Люби меня
Шрифт:
– Один.
– А нас было семеро. И все девочки. Соня рассказывала?
– Нет, мы не говорили об этом. Но я в курсе.
Саша задерживает на меня какой-то странный взгляд, от которого у меня на загривке мурашки выступают.
– Хорошо, что у тебя есть такие друзья, как… – Лиза позволяет себе посмотреть туда, где сидит Чарушин, но столкнувшись с ним взглядом, сразу же опускает глаза. – Хорошо, что все они есть. Знаю, что вы как братья. Это дорогого стоит.
– Ну да… – соглашается Сашка немного смущенно. – Я ими очень дорожу, – признается, удивляя меня своей откровенностью.
После
– Так что случилось? Почему ты переиграл все в последний момент? Твои родители сказали что-то нехорошее? Что-то о… Что-то о нас? – рискую спросить, когда остаемся с Сашей на берегу вдвоем.
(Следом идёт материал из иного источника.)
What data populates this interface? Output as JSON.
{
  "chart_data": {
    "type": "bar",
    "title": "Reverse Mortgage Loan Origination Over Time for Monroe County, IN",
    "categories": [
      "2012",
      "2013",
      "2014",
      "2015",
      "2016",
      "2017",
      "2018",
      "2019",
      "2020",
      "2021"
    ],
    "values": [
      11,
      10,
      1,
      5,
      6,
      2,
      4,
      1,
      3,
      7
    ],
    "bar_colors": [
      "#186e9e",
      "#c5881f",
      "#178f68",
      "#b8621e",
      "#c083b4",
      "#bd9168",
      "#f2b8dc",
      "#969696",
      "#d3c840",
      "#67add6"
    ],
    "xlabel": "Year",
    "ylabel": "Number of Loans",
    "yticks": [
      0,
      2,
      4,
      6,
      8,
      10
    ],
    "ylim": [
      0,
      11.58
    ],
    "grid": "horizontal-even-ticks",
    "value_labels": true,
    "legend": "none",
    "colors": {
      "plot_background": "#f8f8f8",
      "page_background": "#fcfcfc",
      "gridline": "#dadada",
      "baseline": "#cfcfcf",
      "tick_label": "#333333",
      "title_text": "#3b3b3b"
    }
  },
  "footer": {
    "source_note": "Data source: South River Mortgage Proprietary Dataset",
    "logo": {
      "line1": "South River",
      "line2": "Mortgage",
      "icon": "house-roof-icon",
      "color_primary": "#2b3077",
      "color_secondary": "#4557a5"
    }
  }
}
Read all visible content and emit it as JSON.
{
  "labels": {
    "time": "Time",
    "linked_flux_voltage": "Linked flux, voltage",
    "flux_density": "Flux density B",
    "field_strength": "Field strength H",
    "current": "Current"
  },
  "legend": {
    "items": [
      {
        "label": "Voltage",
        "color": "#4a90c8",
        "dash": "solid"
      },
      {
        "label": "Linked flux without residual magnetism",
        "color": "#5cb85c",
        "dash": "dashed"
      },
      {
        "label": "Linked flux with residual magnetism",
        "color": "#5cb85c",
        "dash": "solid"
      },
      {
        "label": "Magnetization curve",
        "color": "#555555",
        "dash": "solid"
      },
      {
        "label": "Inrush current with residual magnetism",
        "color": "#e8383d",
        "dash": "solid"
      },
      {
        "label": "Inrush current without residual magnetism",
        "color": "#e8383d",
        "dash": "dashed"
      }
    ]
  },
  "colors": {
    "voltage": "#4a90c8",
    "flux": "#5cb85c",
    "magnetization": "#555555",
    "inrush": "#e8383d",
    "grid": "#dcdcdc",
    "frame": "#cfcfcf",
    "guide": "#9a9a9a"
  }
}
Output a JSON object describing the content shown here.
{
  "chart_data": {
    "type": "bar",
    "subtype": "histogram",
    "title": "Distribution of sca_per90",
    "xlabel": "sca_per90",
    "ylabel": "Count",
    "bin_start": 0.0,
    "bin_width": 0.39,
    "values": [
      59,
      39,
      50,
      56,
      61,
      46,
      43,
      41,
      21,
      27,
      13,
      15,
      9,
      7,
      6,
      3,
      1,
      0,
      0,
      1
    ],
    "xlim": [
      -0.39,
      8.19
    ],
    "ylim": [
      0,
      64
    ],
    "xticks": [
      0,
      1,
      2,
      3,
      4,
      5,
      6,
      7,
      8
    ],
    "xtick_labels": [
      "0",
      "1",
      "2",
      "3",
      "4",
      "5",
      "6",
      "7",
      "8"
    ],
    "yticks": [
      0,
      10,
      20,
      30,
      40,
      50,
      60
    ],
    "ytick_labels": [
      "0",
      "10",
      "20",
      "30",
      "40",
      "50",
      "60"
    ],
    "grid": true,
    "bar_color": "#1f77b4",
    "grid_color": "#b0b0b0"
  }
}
Лиза ушла читать, а остальные перебрались обратно во двор к бассейну.
– Неважно, – отмахивается Георгиев.
Сам же в лице меняется. До этого смеялся со мной, а теперь мрачнеет и как будто отстраняется. Подскакивает с шезлонга и без каких-либо пояснений уходит к морю.
Я сохраняю неподвижность, хотя внутри все переворачивается. С гулко стучащим сердцем наблюдаю за тем, как несколько метров спустя Сашины широкие и будто резкие шаги постепенно замедляются, пока у самой кромки воды не прекращаются совсем. Он останавливается, упирает ладони в бока, выразительно переводит дыхание и оборачивается.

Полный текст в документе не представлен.